Strange how there are no exclusively male gendered equivalents to these words.
Unless you count these.
Mother-fucker. Son of a bitch.
Listen people, when God invented the whole naming-giving thing, somehow I don’t think this is what he had in mind.
Names like slut and whore are shoved towards women’s faces all soaked in gall and vinegar, and the antagonists goad us braying hey baby, suck on that. But rather than being the great equalisers men hope they will turn out to be, these misogynist slurs are nothing more than a feeble attempt to subvert the perceived power of women, and an effort to force us to surrender to sheer brute force rather than logic or reason or sense, or even grace. Even some professing Christian men feel this is somehow okay, because *apparently* God Himself created an order which dictates every woman must give over to the men around her, or else have her strength taken from her by any methods necessary. But in the original nest of gender politics, in that gentle power-play of the name-giving exchange between Adam and Eve and God, I see none of this spirit of violence, bitterness or oppression. In that particular power-play, I see a nod to the poignancy of the past, the lost wonder of unbroken communion between God and humans, and a gentle resignation to a sadder, more difficult future where work and pain and birth and death would now be the human reality. God, and human creation. The past and the future. Together and apart. The same but different. Memory, and imagination.
In the discourse of social imagining for our collective future, demeaning, sexist, verbal assaults have no place in dialogue between men and women, be that conversation political, theological or otherwise. And whilst men may certainly join the conversation on what women may or may not do with their bodies, men may never confuse this concession with acquiescence to patriarchy or male control over them. God certainly derived us from men’s bodies, but since then, so much more than mere skin has come to separate the genders, and this divide cannot be bridged solely from the woman’s side.
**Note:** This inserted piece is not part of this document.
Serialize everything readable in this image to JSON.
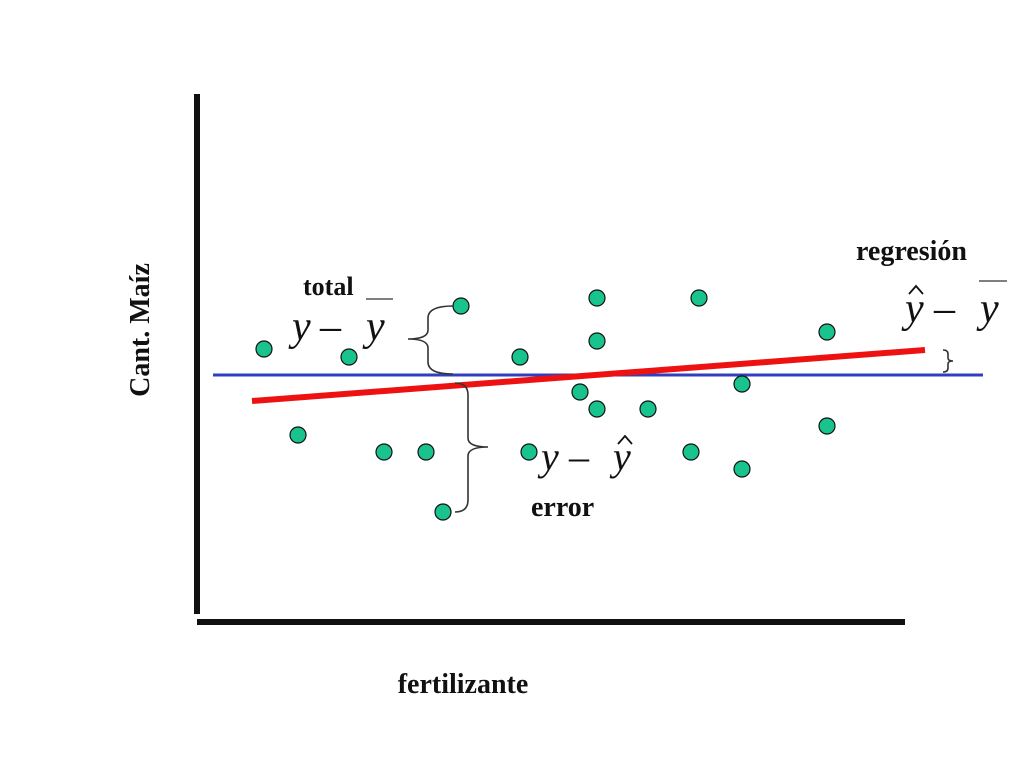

In fact, if there is division, men must be prepared to bear equal responsibility to repair it, particularly if they wish to benefit from the unity that will result – and benefit from it they certainly will. Men know this, or some would not demand so vehemently women give so much to procure that unity for them.
To call a woman a slut or a whore in an argument – political or otherwise – is a form of feminine mutilation, an act of unGodly violence and a sign of intrinsic weakness. Firstly, it forgets and dishonours who we are. All women were first named woman - prised apart from the stuff of men, then Eve - mother of all the living. Secondly, such language disregards what we have had to do – which is to survive a hostile world alongside and sometimes even despite the men who are at least as responsible for its degraded state as we are. When it comes to gender politics, our slander and our blasphemy of the other does us all no good. In all these conversations about the inequities of power in this world, what we need is memory – the grace and the grown-up-edness to honour what has gone before, politically, theologically, experientially and sociologically. We also need room to develop a brand new imagination – giving all the ability and freedom to see a world where power is balanced far more broadly, freely and equally…perhaps even as broad, free and equal as God’s good grace.